Для меня его приезд был знаменательным еще и потому, что я вблизи, воочию, увидал, как выглядел вожделенный мною саксофонный мундштук «Otto Link».
ОПЕРАЦИЯ «МУНДШТУК»
Вообще-то я видел его и раньше, но только в кино. Году в 1963-м Юрий Вихорев устроил тайный показ документальной ленты «Art Blakey in Japan». С барабанщиком Артом Блейки играл молодой тенорист Уэйн Шортер, который произвел на меня неизгладимое, магическое впечатление. В его звуке была глубокая блюзовая тоска, которую я про себя окрестил «безнадегой». Эта безнадега соответствовала нашему мироощущению людей, загнанных в культурное подполье.
Я решил, что этот звук — мой путь. На обложках пластинок я находил потом знакомые очертания. Оказывается, Джон Колтрейн, Бен Уэбстер, Колман Хокинс, Лестер Янг — все они играли на «Otto Link». С годами у мундштука появлялись новые модификации, мне нужна была модель «Super Tone Master, Bell Metal», № 6 со звездой.
Серега Герасимов, точивший самодельные «отто-линки», рассказал мне, что секрет мундштука — в металле; его делают из колокольной бронзы по наработанным лекалам, полируют, а потом покрывают позолотой.
По каталогу моя мечта стоила 60 полноценных американских долларов. Цена имела для нас чисто теоретический интерес, поскольку советским гражданам нельзя было прикасаться к долларам под страхом тюрьмы (мой приятель, художник Эдик Мазур, сел на 8 лет) или смерти (знаменитое дело валютчиков Рокотова, Файбишенко и Яковлева, которых в 1961 году расстреляли по прямому приказу Хрущева).
Были, конечно, рисковые люди, «фарцовщики», у которых водилась валюта, но они орудовали в мутной воде, часто с согласия КГБ, позволявшего им шалости в обмен на откровенность. «Нет, — сказал я себе ленинской цитатой, — мы пойдем другим путем!»

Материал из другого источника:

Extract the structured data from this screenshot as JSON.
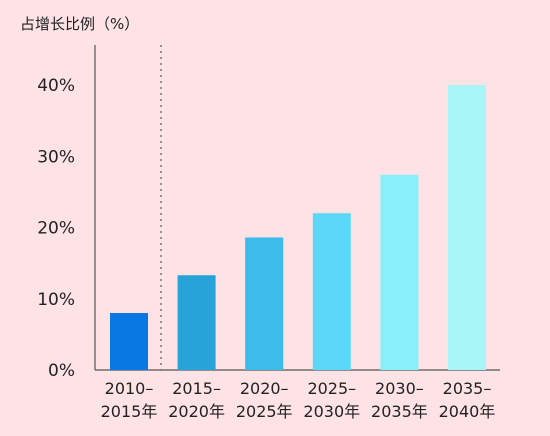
{
  "chart_data": {
    "type": "bar",
    "ylabel": "占增长比例（%）",
    "categories": [
      [
        "2010–",
        "2015年"
      ],
      [
        "2015–",
        "2020年"
      ],
      [
        "2020–",
        "2025年"
      ],
      [
        "2025–",
        "2030年"
      ],
      [
        "2030–",
        "2035年"
      ],
      [
        "2035–",
        "2040年"
      ]
    ],
    "values": [
      8,
      13.3,
      18.6,
      22,
      27.4,
      40
    ],
    "ylim": [
      0,
      40
    ],
    "yticks": [
      0,
      10,
      20,
      30,
      40
    ],
    "ytick_labels": [
      "0%",
      "10%",
      "20%",
      "30%",
      "40%"
    ],
    "bar_colors": [
      "#0a78e2",
      "#27a3da",
      "#3dbbea",
      "#5bd8f7",
      "#88f0f8",
      "#a9f6f8"
    ],
    "divider_after_index": 0,
    "grid": false,
    "legend": "none"
  }
}
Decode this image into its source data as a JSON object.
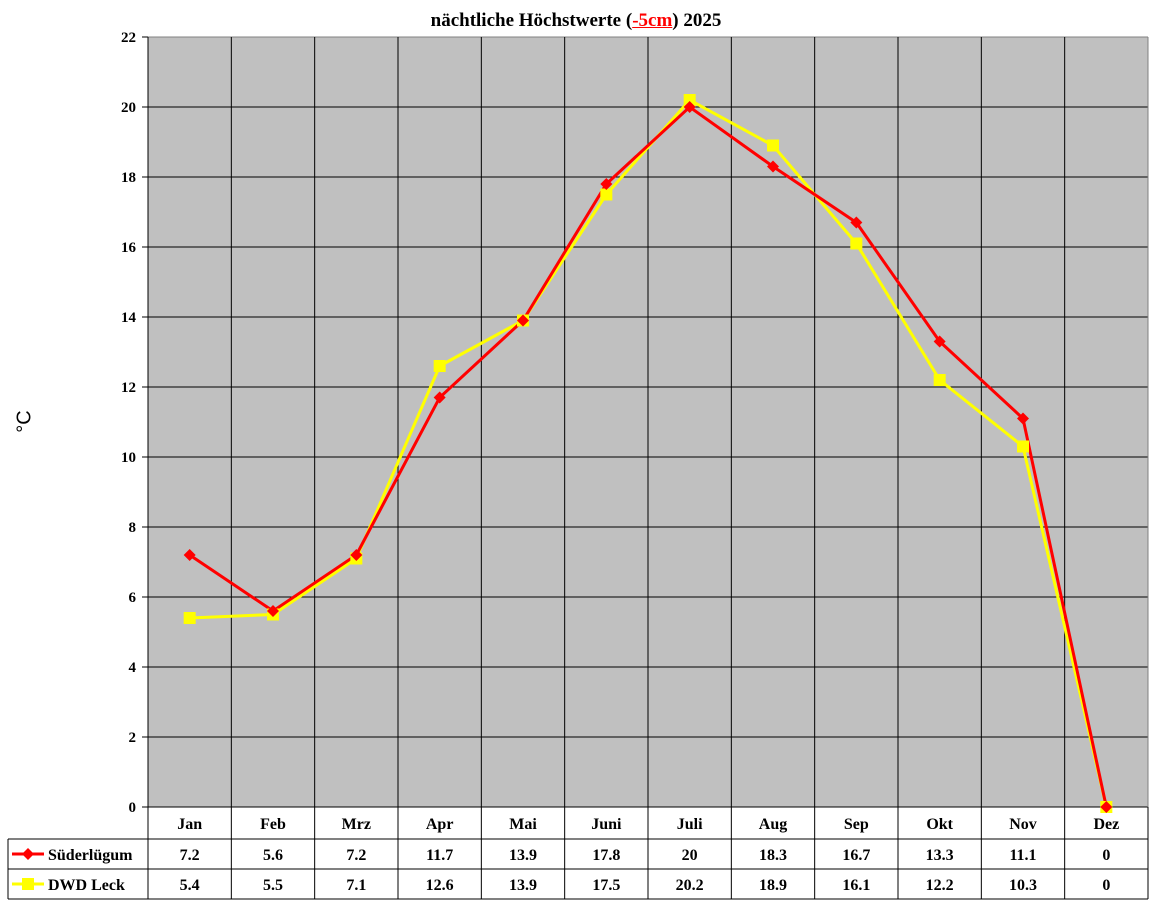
{
  "title": {
    "prefix": "nächtliche Höchstwerte (",
    "depth": "-5cm",
    "suffix": ") 2025"
  },
  "colors": {
    "plot_bg": "#c0c0c0",
    "grid": "#000000",
    "series_1": "#ff0000",
    "series_2": "#ffff00"
  },
  "chart_data": {
    "type": "line",
    "title": "nächtliche Höchstwerte (-5cm) 2025",
    "xlabel": "",
    "ylabel": "°C",
    "ylim": [
      0,
      22
    ],
    "yticks": [
      0,
      2,
      4,
      6,
      8,
      10,
      12,
      14,
      16,
      18,
      20,
      22
    ],
    "grid": true,
    "legend_position": "data-table-left",
    "categories": [
      "Jan",
      "Feb",
      "Mrz",
      "Apr",
      "Mai",
      "Juni",
      "Juli",
      "Aug",
      "Sep",
      "Okt",
      "Nov",
      "Dez"
    ],
    "series": [
      {
        "name": "Süderlügum",
        "color": "#ff0000",
        "marker": "diamond",
        "values": [
          7.2,
          5.6,
          7.2,
          11.7,
          13.9,
          17.8,
          20,
          18.3,
          16.7,
          13.3,
          11.1,
          0
        ]
      },
      {
        "name": "DWD Leck",
        "color": "#ffff00",
        "marker": "square",
        "values": [
          5.4,
          5.5,
          7.1,
          12.6,
          13.9,
          17.5,
          20.2,
          18.9,
          16.1,
          12.2,
          10.3,
          0
        ]
      }
    ]
  }
}
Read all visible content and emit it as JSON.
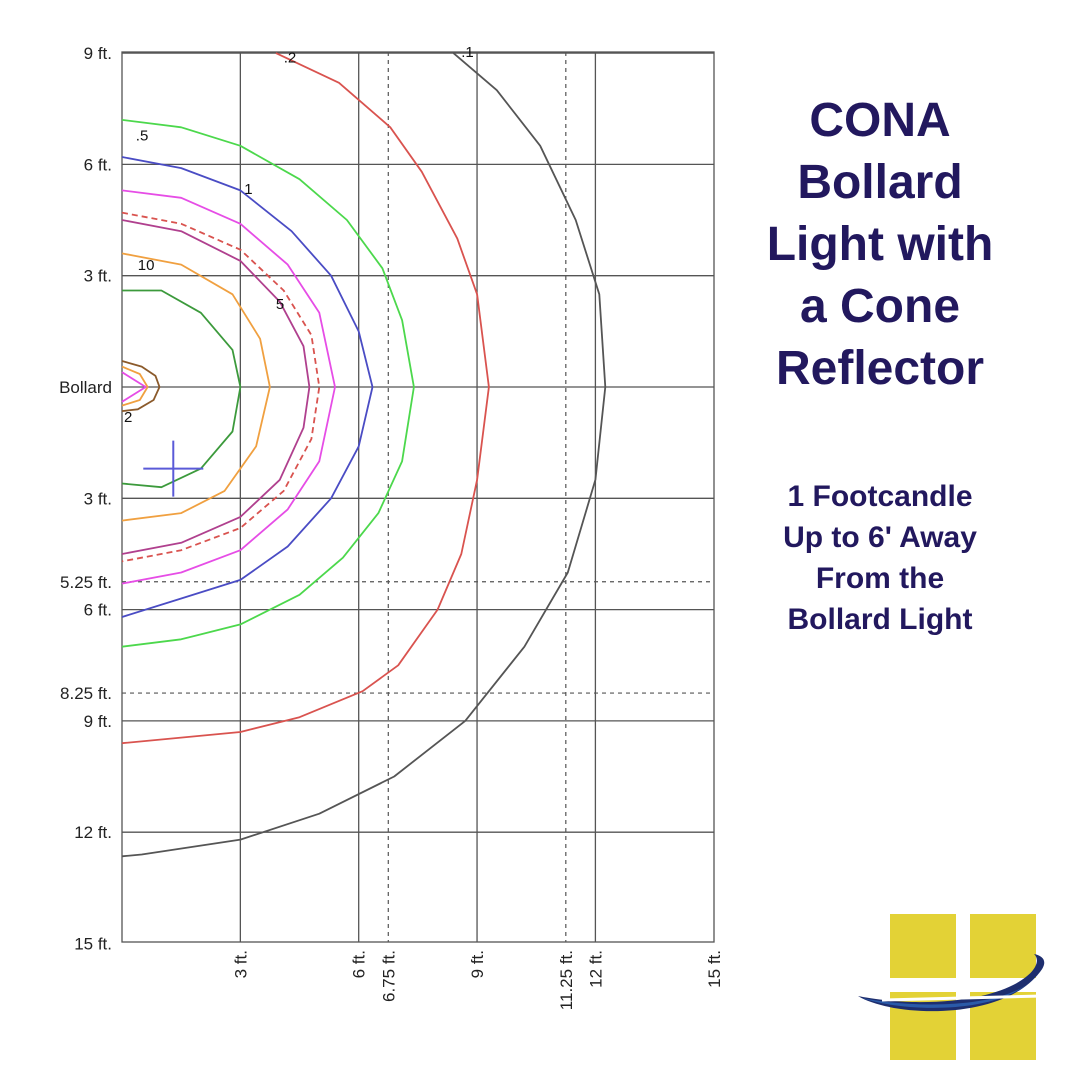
{
  "title_lines": [
    "CONA",
    "Bollard",
    "Light with",
    "a Cone",
    "Reflector"
  ],
  "subtitle_lines": [
    "1 Footcandle",
    "Up to 6' Away",
    "From the",
    "Bollard Light"
  ],
  "y_axis_labels": [
    {
      "text": "9 ft.",
      "ft": 9
    },
    {
      "text": "6 ft.",
      "ft": 6
    },
    {
      "text": "3 ft.",
      "ft": 3
    },
    {
      "text": "Bollard",
      "ft": 0
    },
    {
      "text": "3 ft.",
      "ft": -3
    },
    {
      "text": "5.25 ft.",
      "ft": -5.25
    },
    {
      "text": "6 ft.",
      "ft": -6
    },
    {
      "text": "8.25 ft.",
      "ft": -8.25
    },
    {
      "text": "9 ft.",
      "ft": -9
    },
    {
      "text": "12 ft.",
      "ft": -12
    },
    {
      "text": "15 ft.",
      "ft": -15
    }
  ],
  "x_axis_labels": [
    {
      "text": "3 ft.",
      "ft": 3
    },
    {
      "text": "6 ft.",
      "ft": 6
    },
    {
      "text": "6.75 ft.",
      "ft": 6.75
    },
    {
      "text": "9 ft.",
      "ft": 9
    },
    {
      "text": "11.25 ft.",
      "ft": 11.25
    },
    {
      "text": "12 ft.",
      "ft": 12
    },
    {
      "text": "15 ft.",
      "ft": 15
    }
  ],
  "dashed_lines": {
    "x_ft": [
      6.75,
      11.25
    ],
    "y_ft": [
      -5.25,
      -8.25
    ]
  },
  "contours": [
    {
      "label": ".1",
      "color": "#555555",
      "label_pos_ft": [
        8.6,
        8.9
      ],
      "points_ft": [
        [
          8.4,
          9
        ],
        [
          9.5,
          8
        ],
        [
          10.6,
          6.5
        ],
        [
          11.5,
          4.5
        ],
        [
          12.1,
          2.5
        ],
        [
          12.25,
          0
        ],
        [
          12,
          -2.5
        ],
        [
          11.3,
          -5
        ],
        [
          10.2,
          -7
        ],
        [
          8.7,
          -9
        ],
        [
          6.9,
          -10.5
        ],
        [
          5,
          -11.5
        ],
        [
          3,
          -12.2
        ],
        [
          0.5,
          -12.6
        ],
        [
          0,
          -12.65
        ]
      ]
    },
    {
      "label": ".2",
      "color": "#d9534f",
      "label_pos_ft": [
        4.1,
        8.75
      ],
      "points_ft": [
        [
          3.9,
          9
        ],
        [
          5.5,
          8.2
        ],
        [
          6.8,
          7
        ],
        [
          7.6,
          5.8
        ],
        [
          8.5,
          4
        ],
        [
          9,
          2.5
        ],
        [
          9.3,
          0
        ],
        [
          9,
          -2.5
        ],
        [
          8.6,
          -4.5
        ],
        [
          8,
          -6
        ],
        [
          7,
          -7.5
        ],
        [
          6.1,
          -8.2
        ],
        [
          4.5,
          -8.9
        ],
        [
          3,
          -9.3
        ],
        [
          0,
          -9.6
        ]
      ]
    },
    {
      "label": ".5",
      "color": "#4cd84c",
      "label_pos_ft": [
        0.35,
        6.65
      ],
      "points_ft": [
        [
          0,
          7.2
        ],
        [
          1.5,
          7
        ],
        [
          3,
          6.5
        ],
        [
          4.5,
          5.6
        ],
        [
          5.7,
          4.5
        ],
        [
          6.6,
          3.2
        ],
        [
          7.1,
          1.8
        ],
        [
          7.4,
          0
        ],
        [
          7.1,
          -2
        ],
        [
          6.5,
          -3.4
        ],
        [
          5.6,
          -4.6
        ],
        [
          4.5,
          -5.6
        ],
        [
          3,
          -6.4
        ],
        [
          1.5,
          -6.8
        ],
        [
          0,
          -7
        ]
      ]
    },
    {
      "label": "1",
      "color": "#4a4cc4",
      "label_pos_ft": [
        3.1,
        5.2
      ],
      "points_ft": [
        [
          0,
          6.2
        ],
        [
          1.5,
          5.9
        ],
        [
          3,
          5.3
        ],
        [
          4.3,
          4.2
        ],
        [
          5.3,
          3
        ],
        [
          6,
          1.5
        ],
        [
          6.35,
          0
        ],
        [
          6,
          -1.6
        ],
        [
          5.3,
          -3
        ],
        [
          4.2,
          -4.3
        ],
        [
          3,
          -5.2
        ],
        [
          1.5,
          -5.7
        ],
        [
          0,
          -6.2
        ]
      ]
    },
    {
      "label": "",
      "color": "#e64de6",
      "label_pos_ft": [
        0,
        0
      ],
      "points_ft": [
        [
          0,
          5.3
        ],
        [
          1.5,
          5.1
        ],
        [
          3,
          4.4
        ],
        [
          4.2,
          3.3
        ],
        [
          5,
          2
        ],
        [
          5.4,
          0
        ],
        [
          5,
          -2
        ],
        [
          4.2,
          -3.3
        ],
        [
          3,
          -4.4
        ],
        [
          1.5,
          -5
        ],
        [
          0,
          -5.3
        ]
      ]
    },
    {
      "label": "5",
      "color": "#b0408e",
      "label_pos_ft": [
        3.9,
        2.1
      ],
      "points_ft": [
        [
          0,
          4.5
        ],
        [
          1.5,
          4.2
        ],
        [
          3,
          3.4
        ],
        [
          4,
          2.3
        ],
        [
          4.6,
          1.1
        ],
        [
          4.75,
          0
        ],
        [
          4.6,
          -1.1
        ],
        [
          4,
          -2.5
        ],
        [
          3,
          -3.5
        ],
        [
          1.5,
          -4.2
        ],
        [
          0,
          -4.5
        ]
      ]
    },
    {
      "label": "",
      "color": "#d9534f",
      "dashed": true,
      "label_pos_ft": [
        0,
        0
      ],
      "points_ft": [
        [
          0,
          4.7
        ],
        [
          1.5,
          4.4
        ],
        [
          3,
          3.7
        ],
        [
          4.1,
          2.6
        ],
        [
          4.8,
          1.4
        ],
        [
          5,
          0
        ],
        [
          4.8,
          -1.4
        ],
        [
          4.1,
          -2.8
        ],
        [
          3,
          -3.8
        ],
        [
          1.5,
          -4.4
        ],
        [
          0,
          -4.7
        ]
      ]
    },
    {
      "label": "10",
      "color": "#f0a040",
      "label_pos_ft": [
        0.4,
        3.15
      ],
      "points_ft": [
        [
          0,
          3.6
        ],
        [
          1.5,
          3.3
        ],
        [
          2.8,
          2.5
        ],
        [
          3.5,
          1.3
        ],
        [
          3.75,
          0
        ],
        [
          3.4,
          -1.6
        ],
        [
          2.6,
          -2.8
        ],
        [
          1.5,
          -3.4
        ],
        [
          0,
          -3.6
        ]
      ]
    },
    {
      "label": "",
      "color": "#3c9a3c",
      "label_pos_ft": [
        0,
        0
      ],
      "points_ft": [
        [
          0,
          2.6
        ],
        [
          1,
          2.6
        ],
        [
          2,
          2
        ],
        [
          2.8,
          1
        ],
        [
          3,
          0
        ],
        [
          2.8,
          -1.2
        ],
        [
          2,
          -2.2
        ],
        [
          1,
          -2.7
        ],
        [
          0,
          -2.6
        ]
      ]
    },
    {
      "label": "",
      "color": "#8b5a2b",
      "label_pos_ft": [
        0,
        0
      ],
      "points_ft": [
        [
          0,
          0.7
        ],
        [
          0.5,
          0.55
        ],
        [
          0.85,
          0.3
        ],
        [
          0.95,
          0
        ],
        [
          0.8,
          -0.35
        ],
        [
          0.4,
          -0.6
        ],
        [
          0,
          -0.65
        ]
      ]
    },
    {
      "label": "",
      "color": "#f0a040",
      "label_pos_ft": [
        0,
        0
      ],
      "points_ft": [
        [
          0,
          0.55
        ],
        [
          0.45,
          0.35
        ],
        [
          0.65,
          0
        ],
        [
          0.45,
          -0.35
        ],
        [
          0,
          -0.5
        ]
      ]
    },
    {
      "label": "2",
      "color": "#e64de6",
      "label_pos_ft": [
        0.05,
        -0.95
      ],
      "points_ft": [
        [
          0,
          0.4
        ],
        [
          0.6,
          0
        ],
        [
          0,
          -0.4
        ]
      ]
    }
  ],
  "bollard_marker": {
    "x_ft": 1.3,
    "y_ft": -2.2
  },
  "colors": {
    "title": "#22185e",
    "grid": "#555555",
    "logo_yellow": "#e3d236",
    "logo_blue": "#2a5aa8",
    "logo_navy": "#1e2e6e"
  }
}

В те годы поездка в СССР считалась на Западе чем-то экзотическим, только в Ленинград за год приезжало больше миллиона туристов. В горячие летние месяцы гидовпереводчиков катастрофически не хватало, поэтому в «Интуристе» шли даже на то, чтобы брать людей со стороны. Людей, конечно, хоть как-то проверенных и обученных. Для этого объявляли набор на зимние курсы.
В январе 1966 года я отправился в гостиницу «Европейская» сдавать экзамен по языку. На меня смотрели с любопытством и подозрением — что за птица, саксофонист какой-то из Ленконцерта. Но все же на курсы зачислили. Нам предстояло заниматься каждый день по 8 часов, с раннего утра, учить на английском 13 культурных объектов: экскурсия по городу (2 часа), Эрмитаж (4 часа), Русский музей, Петродворец, Павловск, Этнографический музей, Пискаревское кладбище, Музей истории религии и атеизма.
Когда иной бойкий журналист спрашивает, какое у меня любимое произведение искусства, я неизменно отвечаю: пятитонное мозаичное панно «Насильственное обрезание татарского пионера». Я познакомился с этим бессмертным творением в Музее религии и атеизма, который располагался в Казанском соборе на Невском. Музея этого теперь нет, и куда подевался выложенный из мозаики мой любимый пионер, я не знаю. Знаю и помню, что он храбро сражался за свою крайнюю плоть, на которую позарилась рука мусульманского фанатика с острым кинжалом.
В те годы узнать о Боге можно было только из атеистических книг, где для разоблачения иногда приводили цитаты из Библии или жития святых отцов. Вся история СССР до 1943 года — это воинствующее безбожие. С 1922 года издавалась газета «Безбожник», появился Союз безбожников, который в 1925 году провел свой первый съезд. На втором съезде, в 1929 году, было утверждено название «Союз воинствующих безбожников», сокращенно СВБ СССР, с программой, уставом и членским эмалевым значком. Во главе СВБ стоял Емельян Ярославский (Миней Израилевич Губельман), с союзом активно сотрудничали Крупская, Луначарский, Скорцов-Степанов.
Из экскурсии в Разлив я узнал, что Владимир Ильич скрывался там от преследований Временного правительства. Летом 1917-го всплыли документы о финансовых связях большевиков с германской разведкой, Ленина называли «немецким шпионом», в партии стоял вопрос о явке его на суд. У нас всех в памяти свежа была висевшая всюду картина «Ленин в Разливе» (А. Рылов, 1934 год), на которой вождь мирового пролетариата сидит на берегу озера, у вечернего костра, в традиционном костюме-тройке, пальто внакидку и кепке. В руке блокнот. Пишет, думает — скорее всего о статье «Государство и революция», той самой статье, на которой я погорел в школе.